Perhaps emboldened by operators’ success in Missouri, Oklahoma cannabis operators filed multiple lawsuits aimed at blocking the implementation of Metrc in the state.
After nearly two years of legal back and forth, the Oklahoma Medical Marijuana Authority (OMMA) implemented the software and its requirements.
But, before long, another lawsuit emerged that alleged the OMMA was unfairly targeting compliant businesses – and hurting cannabis licensees as a result.
The agency fired back: “The narrative that OMMA is shutting down businesses for minor violations is simply untrue and is being used to unnecessarily spark fear among businesses acting within the law,” the regulator noted in a memo published last May.
“There are thousands of businesses operating within the law to provide patients access to medical marijuana. Out of 12,653 licenses, approximately half of 1% have been issued emergency orders due to non-compliance.”
RFID’s future in cannabis
Despite the complaints and lawsuits, Metrc’s Johnson said there’s much more to the software that operators could benefit from.

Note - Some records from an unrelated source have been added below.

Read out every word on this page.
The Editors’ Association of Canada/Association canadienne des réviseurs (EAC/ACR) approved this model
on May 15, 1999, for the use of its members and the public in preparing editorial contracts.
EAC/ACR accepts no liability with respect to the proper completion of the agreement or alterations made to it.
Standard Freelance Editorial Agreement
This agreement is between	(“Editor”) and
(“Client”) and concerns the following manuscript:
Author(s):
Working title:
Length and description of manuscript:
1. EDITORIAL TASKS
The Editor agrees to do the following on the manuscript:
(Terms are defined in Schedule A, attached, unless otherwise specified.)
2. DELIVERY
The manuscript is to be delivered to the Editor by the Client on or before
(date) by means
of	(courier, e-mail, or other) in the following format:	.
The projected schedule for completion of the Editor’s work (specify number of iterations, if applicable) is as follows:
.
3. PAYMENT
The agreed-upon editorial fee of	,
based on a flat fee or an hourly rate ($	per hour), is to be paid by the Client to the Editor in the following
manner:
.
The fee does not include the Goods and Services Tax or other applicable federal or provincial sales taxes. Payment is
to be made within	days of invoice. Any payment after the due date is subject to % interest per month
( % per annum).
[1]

Marijuana operators aren’t using Metrc to its full potential, he said, while non-cannabis companies have tapped into the full functionality of RFID tracking.
“Folks that are struggling in the industry to find efficiencies in their operations really need to look toward RFID and toward partners (that integrate with it),” he said.
But in Colorado, where RFID first entered the marijuana space, the state could ditch the tags entirely.
Rules published in November replaced a reference to RFID tags with “inventory tracking system,” meaning that Metrc isn’t a shoo-in for the contract.
Metrc’s contract with Colorado expires in 2026.
Until then, cannabis operators still have to use tags from Metrc, which currently does not offer a non-RFID option.
“It’s well past time we get rid of this RFID requirement,” said Gene Watkins, senior counsel at Ripple, an edibles brand owned by Pennsylvania-based Lifestyle Foods.